Timothy R. Barakett, a member of KKR & Co. Inc.'s board, reported an open-market purchase of 50,000 shares of common stock on March 4, 2026. The transaction carried a weighted average price of $94.47 per share and amounted to a total consideration of $4,723,500. Reported execution prices for the lots ranged from $94.29 to $94.55. After the purchase, Barakett is listed as holding 2,771 shares directly and 285,000 shares indirectly through a Limited Partnership.
The stock acquisition arrives as KKR continues to manage several corporate initiatives and respond to recent quarterly results. The firm reported adjusted earnings per share of $1.12 for the fourth quarter, below the $1.15 consensus estimate. That earnings shortfall prompted Barclays to lower its price target on KKR stock from $159 to $136, while the broker retained an Overweight rating.

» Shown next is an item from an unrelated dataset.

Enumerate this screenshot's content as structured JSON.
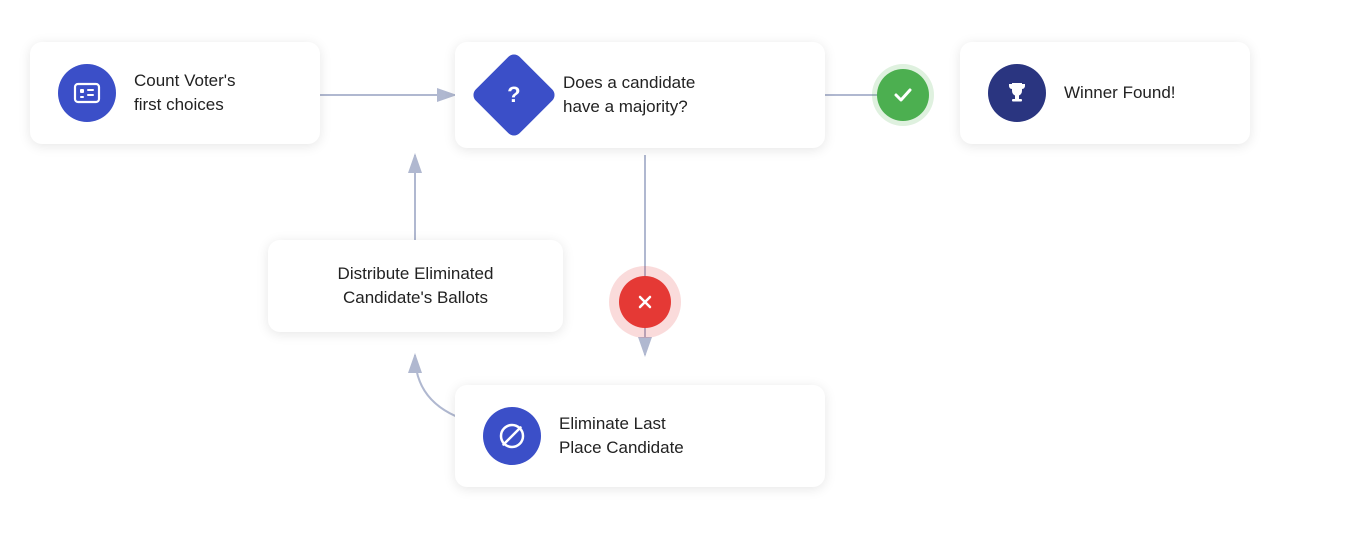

Separately, KKR is reported to be exploring the sale of its information-services provider BMC Helix, with the potential transaction size cited at up to $1.5 billion. The firm is also in discussions about a possible renewable energy joint venture with South Korea's SK Group intended to consolidate renewable energy assets and project development capabilities.
KKR-backed Global Medical Response has taken steps toward a public listing, selecting banks for an initial public offering that is expected to raise about $1 billion. Meanwhile, significant insider buying activity at KKR has been noted: Co-CEOs Joseph Bae and Scott Nuttall, together with board director Mary Dillon, have purchased roughly $46 million of company stock since February.
These moves - director-level buying, executive and director purchases totaling tens of millions, an earnings shortfall that altered analyst targets, and active portfolio maneuvers including potential asset sales, a renewable-energy tie-up and an IPO for a portfolio company - outline a busy strategic period for KKR.
Context and near-term implications
The director purchase increases Barakett's direct stake modestly relative to his indirect holdings and aligns with other insider acquisitions at the firm. At the same time, the company is addressing underperformance relative to consensus and is evaluating portfolio transactions that could shift its asset mix and capital deployment plans.